Deniz turizminden vazgeçmek ya da geçmemek!
“Kültür Turizminde Başarılı Uygulama Örnekleri” oturumunun sonundaki soru-cevap bölümünde söz alan Muğla Kültür Turizm İl Müdürü Kâmil Özer, kültürel mirasın ve sivil mimari örneklerinin ayağa kaldırılması yönünde yerel yönetimlerce yapılan çalışmaların her türlü övgüye değer olduğunu, ancak “deniz, kum, güneş” turizminden vazgeçilemeyeceğini söyledi. Deniz, kum ve güneş için Türkiye’ye 30 milyon turist geldiğini, buna karşın “kültür turizmini canlandırmak amacıyla yapılan bütün çalışmalardan sonra bile” Gaziantep’e 58 bin kişi geldiğini söyleyen Özer şöyle sürdürdü: “Kültürel mirası ve değerlerimizi ortaya çıkarmak çok önemli bir hizmet. Ama bunları ortaya çıkarmak tek başına turizm yapmaya yetmiyor. Bunları yapmak başka bir şey, turizmi yapmak başka bir şey. Çünkü insanlar bu ülkeye sadece Gaziantep’i, Urfa’yı, Muğla’yı görmek için gelmiyorlar. O nedenle başka başka turistik amaçlarla Türkiye’ye gelenleri, oralara da götürmenin yollarını aramalıyız diye düşünüyorum. Yani kültür turizmi alternatif olarak değil, var olan turizmle birlikte olursa, bu yapılanlar daha çok değerlenir ve doğru turizm olur. Yeni bir şey yaparken, onun öncesini ve daha iyi olanı yok saymamak gerekir”.

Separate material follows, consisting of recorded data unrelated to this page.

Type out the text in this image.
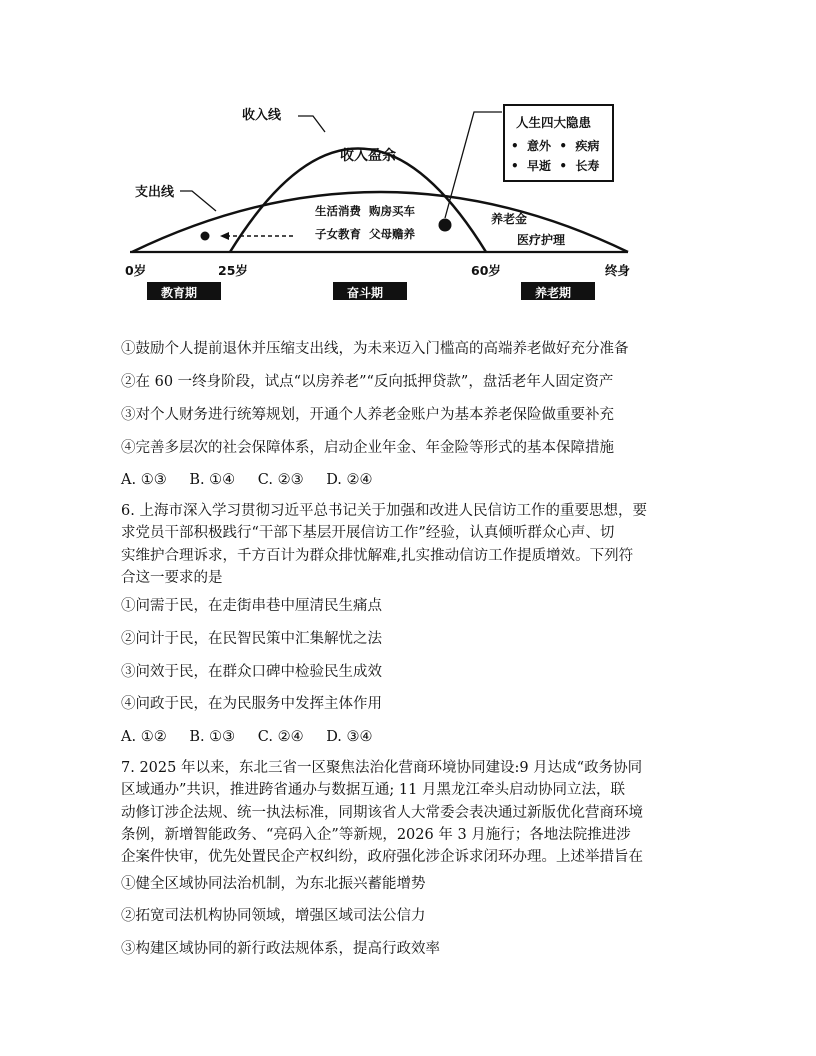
收入线
支出线
收入盈余
生活消费  购房买车
子女教育  父母赡养
养老金
医疗护理
人生四大隐患
•  意外  •  疾病
•  早逝  •  长寿
0岁	25岁	60岁	终身
教育期	奋斗期	养老期
①鼓励个人提前退休并压缩支出线，为未来迈入门槛高的高端养老做好充分准备
②在 60 一终身阶段，试点“以房养老”“反向抵押贷款”，盘活老年人固定资产
③对个人财务进行统筹规划，开通个人养老金账户为基本养老保险做重要补充
④完善多层次的社会保障体系，启动企业年金、年金险等形式的基本保障措施
A. ①③ B. ①④ C. ②③ D. ②④
6. 上海市深入学习贯彻习近平总书记关于加强和改进人民信访工作的重要思想，要
求党员干部积极践行“干部下基层开展信访工作”经验，认真倾听群众心声、切
实维护合理诉求，千方百计为群众排忧解难,扎实推动信访工作提质增效。下列符
合这一要求的是
①问需于民，在走街串巷中厘清民生痛点
②问计于民，在民智民策中汇集解忧之法
③问效于民，在群众口碑中检验民生成效
④问政于民，在为民服务中发挥主体作用
A. ①② B. ①③ C. ②④ D. ③④
7. 2025 年以来，东北三省一区聚焦法治化营商环境协同建设:9 月达成“政务协同
区域通办”共识，推进跨省通办与数据互通; 11 月黑龙江牵头启动协同立法，联
动修订涉企法规、统一执法标准，同期该省人大常委会表决通过新版优化营商环境
条例，新增智能政务、“亮码入企”等新规，2026 年 3 月施行；各地法院推进涉
企案件快审，优先处置民企产权纠纷，政府强化涉企诉求闭环办理。上述举措旨在
①健全区域协同法治机制，为东北振兴蓄能增势
②拓宽司法机构协同领域，增强区域司法公信力
③构建区域协同的新行政法规体系，提高行政效率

Bunun üzerine söz alan Tarihi Kentler Birliği Danışma Kurulu Başkanı ve ÇEKÜL Vakfı Başkanı Prof. Dr. Metin Sözen, hayli sert bir üslupla, “Biz ‘kültür turizmi’ derken, işte bu zihniyeti değiştirmek; bizim (Türkiye’nin)üzerimizden alınmış toprak parçalarında (deniz, kum, güneş turizmi ile) elde edilen gelirlerin bize dönmesini, yerelde kalmasını sağlamak istiyoruz” dedi.